Using Walter’s memory and that of some old-timers who still lived in the area, von Klieben was able to not only restore existing structures, but also design and replace missing buildings. Knott spent $700,000 restoring Calico.

== Body of work ==
Von Klieben’s body of work includes a number of portraits of actors and people of notable families that are in private collections that he painted before his association with Walter Knott. A number of his paintings that were done for Knott’s Berry Farm were sold to private collectors when the farm held an auction in 2017. However, several of his notable works are still at Knott’s Berry Farm. His huge painting “Saturday Night in Old Calico, 1888,” which originally hung behind the bar in the Calico Saloon, now hangs in the Pitchur Gallery. He painted two very large paintings of berry fields and a portrait of Rachel Elizabeth “Toni” Knott, all of which hang in Virginia’s Gift Shop. He also painted a mural that is in the Ghost Town Grill, and two large portraits that are in the Western Trails Museum. Perhaps his greatest large painting is a landscape of Ghost Town, which hangs in the Chicken Dinner Restaurant.

== Retirement ==
In March 1953, von Klieben reluctantly retired to Sonora, California in the Sierra Nevada foothills. He intended to devote more time to his first love, executing paintings and dioramas of early California, as well as still doing planning work for the farm and the restoration project at the town of Calico. He retained his adobe studio in Ghost Town for use when he visited Knott’s.

However, the retirement was to be short-lived. He died three months later, of a heart attack, on June 14, 1953. He left a brother, Fritz von Klieben, a niece and a cousin, who lived in Germany.

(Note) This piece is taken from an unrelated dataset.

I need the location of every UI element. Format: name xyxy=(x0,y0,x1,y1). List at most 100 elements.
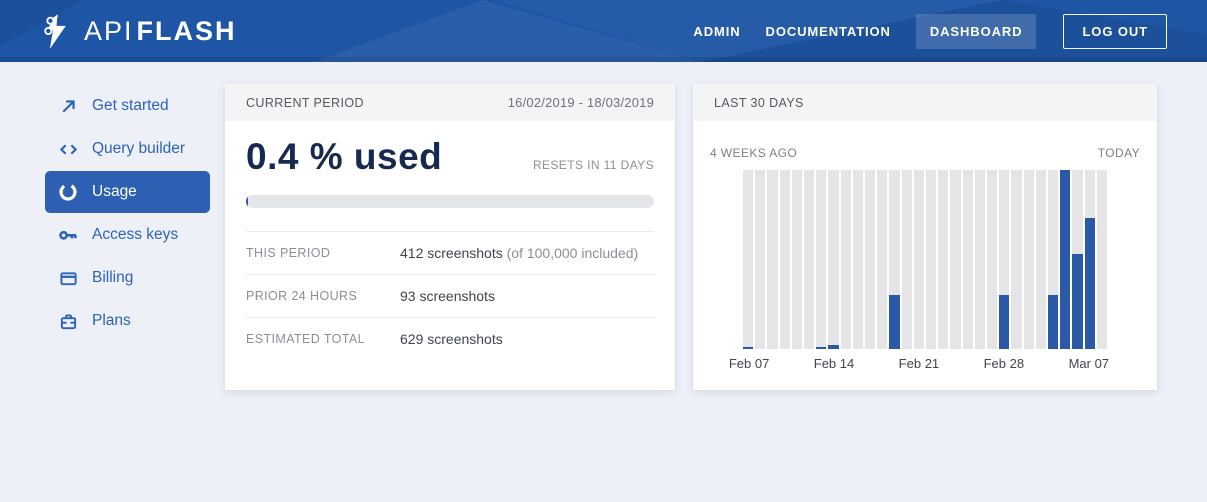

Walter Knott and Paul von Klieben had personalities that were quite different from one another. Knott was calm and reserved. Von Klieben was described as volatile and erratic. However, they both agreed that they were mutually stimulating. They worked closely together for 12 years, and the results they produced were resoundingly successful. Knott emphasized to Helen Kooiman (one of his biographers) that “I want the readers of this biography to know that I attribute much of the success of Ghost Town to this man.” Knott made the same point to numerous others. When von Klieben died, Knott was devastated by his friend’s unexpected death. At von Klieben’s funeral Walter Knott wept openly.